For years, it maintained very close ties with the Republic of China (ROC) government, as many of the colleges' founders and subsequent senior staff were former officials or legislators in the pre-1949 Mainland ROC government. It was registered in the ROC's Ministry of Education as Chu Hai University (珠海大學) and was authorised to award degrees on behalf of the ROC's Ministry of Education. Especially in the beginning, it enjoyed status and recognition similar to that of universities in Taiwan as it was originated by Taiwan Staff and Professors and was funded by Taiwan to teach students in Hong Kong. It had a similar status to a private school and tuition was considered high when it first began. Later, the college also received annual grants from the ROC and acted as the agent for administrating Taiwanese university entrance examinations for Hong Kong students wishing to pursue tertiary education in the Republic of China.

In the 1990s, the Taiwanese localisation movement and the subsequent change in policy led to its being increasingly distanced from the ROC in Taiwan. In response, the college began to re-establish itself, in part by associating actively with other overseas universities and in part by a series of self-strengthening actions, including seeking to award its own degrees. In May 2004, the Hong Kong SAR government officially recognised the college's programmes and in October, it was approved to award its own degrees by Hong Kong's Chief executive, Tung Chee-hwa.

With the approval of Hong Kong SAR government, it became an "Approved Post Secondary College" in July 2004 was renamed Chu Hai College of Higher Education (珠海學院). On the same day, the college was removed from the register of the ROC's Ministry of Education in accordance with Hong Kong ordinances and ROC laws. Its grants from the ROC were withdrawn by the Legislative Yuan in 2003. New students are no longer awarded degrees equivalent in rights to those of universities in Taiwan, while Taiwanese university entrance examinations for Hong Kong students have since then been organised directly by Taiwan's National Chi Nan University.

The institution renamed itself Hong Kong Chu Hai College (香港珠海學院) in November 2022 and approved by the Hong Kong SAR government in December 2022.

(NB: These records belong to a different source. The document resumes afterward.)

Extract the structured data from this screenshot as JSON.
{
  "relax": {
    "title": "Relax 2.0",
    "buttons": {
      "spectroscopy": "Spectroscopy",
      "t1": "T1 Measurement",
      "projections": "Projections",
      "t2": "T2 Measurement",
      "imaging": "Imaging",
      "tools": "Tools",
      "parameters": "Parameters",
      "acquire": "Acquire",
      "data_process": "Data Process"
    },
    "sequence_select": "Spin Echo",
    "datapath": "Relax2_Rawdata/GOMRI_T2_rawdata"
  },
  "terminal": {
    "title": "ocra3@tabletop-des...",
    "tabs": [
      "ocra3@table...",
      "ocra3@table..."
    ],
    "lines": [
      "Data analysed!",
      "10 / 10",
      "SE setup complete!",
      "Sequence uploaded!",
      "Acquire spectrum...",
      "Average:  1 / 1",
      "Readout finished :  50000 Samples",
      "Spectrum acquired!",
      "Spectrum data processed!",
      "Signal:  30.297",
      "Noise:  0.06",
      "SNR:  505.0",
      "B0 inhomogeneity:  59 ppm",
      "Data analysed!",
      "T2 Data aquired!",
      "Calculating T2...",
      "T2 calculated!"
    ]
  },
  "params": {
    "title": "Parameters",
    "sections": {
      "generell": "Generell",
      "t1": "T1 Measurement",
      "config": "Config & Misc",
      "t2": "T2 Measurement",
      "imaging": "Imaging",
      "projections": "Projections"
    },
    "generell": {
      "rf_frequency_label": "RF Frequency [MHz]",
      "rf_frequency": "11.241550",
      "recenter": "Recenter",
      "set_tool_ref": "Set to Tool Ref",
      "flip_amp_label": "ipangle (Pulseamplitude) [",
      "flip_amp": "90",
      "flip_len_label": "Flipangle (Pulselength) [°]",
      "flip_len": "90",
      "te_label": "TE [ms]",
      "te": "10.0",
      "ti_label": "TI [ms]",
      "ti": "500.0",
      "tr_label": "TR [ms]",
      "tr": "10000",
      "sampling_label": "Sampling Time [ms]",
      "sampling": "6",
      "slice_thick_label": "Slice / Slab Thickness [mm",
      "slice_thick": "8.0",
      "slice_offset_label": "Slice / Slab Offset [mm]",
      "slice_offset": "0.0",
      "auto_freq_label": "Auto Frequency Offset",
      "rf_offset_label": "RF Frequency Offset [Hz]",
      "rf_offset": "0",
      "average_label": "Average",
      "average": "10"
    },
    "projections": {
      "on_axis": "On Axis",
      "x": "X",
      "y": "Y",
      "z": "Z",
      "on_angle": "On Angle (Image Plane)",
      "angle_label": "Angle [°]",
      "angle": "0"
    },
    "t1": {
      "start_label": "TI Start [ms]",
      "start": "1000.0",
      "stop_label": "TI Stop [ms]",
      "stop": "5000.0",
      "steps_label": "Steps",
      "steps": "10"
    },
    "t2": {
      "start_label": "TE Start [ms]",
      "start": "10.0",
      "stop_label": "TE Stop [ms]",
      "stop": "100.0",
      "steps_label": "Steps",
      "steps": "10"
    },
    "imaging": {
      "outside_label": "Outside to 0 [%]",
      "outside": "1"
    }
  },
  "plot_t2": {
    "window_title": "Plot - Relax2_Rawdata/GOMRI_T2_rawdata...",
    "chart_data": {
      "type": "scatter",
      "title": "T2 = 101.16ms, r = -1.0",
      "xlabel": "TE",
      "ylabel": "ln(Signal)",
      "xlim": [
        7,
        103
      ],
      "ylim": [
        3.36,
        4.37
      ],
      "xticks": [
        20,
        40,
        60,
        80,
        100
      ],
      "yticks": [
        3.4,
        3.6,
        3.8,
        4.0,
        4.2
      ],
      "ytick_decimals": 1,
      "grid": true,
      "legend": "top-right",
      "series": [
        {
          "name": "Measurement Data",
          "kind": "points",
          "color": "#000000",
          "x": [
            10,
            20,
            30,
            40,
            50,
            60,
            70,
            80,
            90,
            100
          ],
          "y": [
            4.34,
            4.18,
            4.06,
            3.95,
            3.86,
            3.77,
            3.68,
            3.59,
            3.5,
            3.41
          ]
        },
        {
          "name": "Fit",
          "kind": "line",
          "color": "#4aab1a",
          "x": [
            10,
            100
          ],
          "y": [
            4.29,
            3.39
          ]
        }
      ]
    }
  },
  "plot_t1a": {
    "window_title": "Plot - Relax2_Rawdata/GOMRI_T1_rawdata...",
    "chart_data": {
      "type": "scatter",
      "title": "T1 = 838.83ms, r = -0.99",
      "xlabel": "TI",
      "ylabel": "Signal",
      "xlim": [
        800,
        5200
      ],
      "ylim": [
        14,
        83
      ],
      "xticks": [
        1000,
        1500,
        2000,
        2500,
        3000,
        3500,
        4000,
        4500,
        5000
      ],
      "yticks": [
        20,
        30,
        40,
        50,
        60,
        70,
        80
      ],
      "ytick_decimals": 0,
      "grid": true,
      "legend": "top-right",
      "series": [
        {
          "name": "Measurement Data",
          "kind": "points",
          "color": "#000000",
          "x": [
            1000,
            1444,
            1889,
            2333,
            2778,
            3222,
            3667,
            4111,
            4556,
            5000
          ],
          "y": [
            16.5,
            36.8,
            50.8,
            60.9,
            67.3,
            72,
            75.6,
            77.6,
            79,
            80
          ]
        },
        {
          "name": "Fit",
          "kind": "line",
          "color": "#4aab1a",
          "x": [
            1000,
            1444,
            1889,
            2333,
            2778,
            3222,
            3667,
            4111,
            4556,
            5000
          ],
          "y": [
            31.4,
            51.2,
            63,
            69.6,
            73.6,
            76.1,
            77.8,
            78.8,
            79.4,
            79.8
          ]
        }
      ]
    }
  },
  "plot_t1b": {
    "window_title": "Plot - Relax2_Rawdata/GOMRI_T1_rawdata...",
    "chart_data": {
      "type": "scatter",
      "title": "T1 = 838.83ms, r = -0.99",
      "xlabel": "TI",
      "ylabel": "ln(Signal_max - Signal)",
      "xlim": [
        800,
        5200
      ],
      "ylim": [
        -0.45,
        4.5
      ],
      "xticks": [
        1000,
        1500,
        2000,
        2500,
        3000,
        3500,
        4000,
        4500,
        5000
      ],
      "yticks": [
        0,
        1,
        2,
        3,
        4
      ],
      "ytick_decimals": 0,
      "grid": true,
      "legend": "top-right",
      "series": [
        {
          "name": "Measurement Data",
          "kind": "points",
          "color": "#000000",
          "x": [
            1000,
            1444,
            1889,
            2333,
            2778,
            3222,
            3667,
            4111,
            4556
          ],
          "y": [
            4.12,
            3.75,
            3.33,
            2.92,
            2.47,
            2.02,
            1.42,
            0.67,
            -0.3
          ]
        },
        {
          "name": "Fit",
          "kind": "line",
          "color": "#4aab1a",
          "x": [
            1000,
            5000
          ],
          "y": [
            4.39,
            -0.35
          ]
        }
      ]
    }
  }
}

As of 2024, the current interim president is Jane Zhang. Previously the president was Chen Zhi.

==Campus==
After moving to Hong Kong, the college utilised the building of the Dai Tong Secondary School (大同中學) in Mongkok as its campus. However, the secondary school was later closed and the college was forced to move to Tsuen Wan.

In 2009, the college announced that it was planning to build its own purpose-built campus, for the first time in its history. Funding was provided partially by The College Land Grant and Start-up Loan, administered by the Education Bureau of the Hong Kong government. Among the other contributors to this project was the Hong Kong Jockey Club, which announced that it was donating towards the construction. The new campus located in east Castle Peak Bay, Tuen Mun, opened in August 2016.

==Recognition==
At present, Chu Hai College of Higher Education is one of the 17 institutions able to issue bachelor's degrees in Hong Kong. Hong Kong Chu Hai College partnered with the British Broadcasting Corporation to produce a glossary of English-Chinese financial market terminology.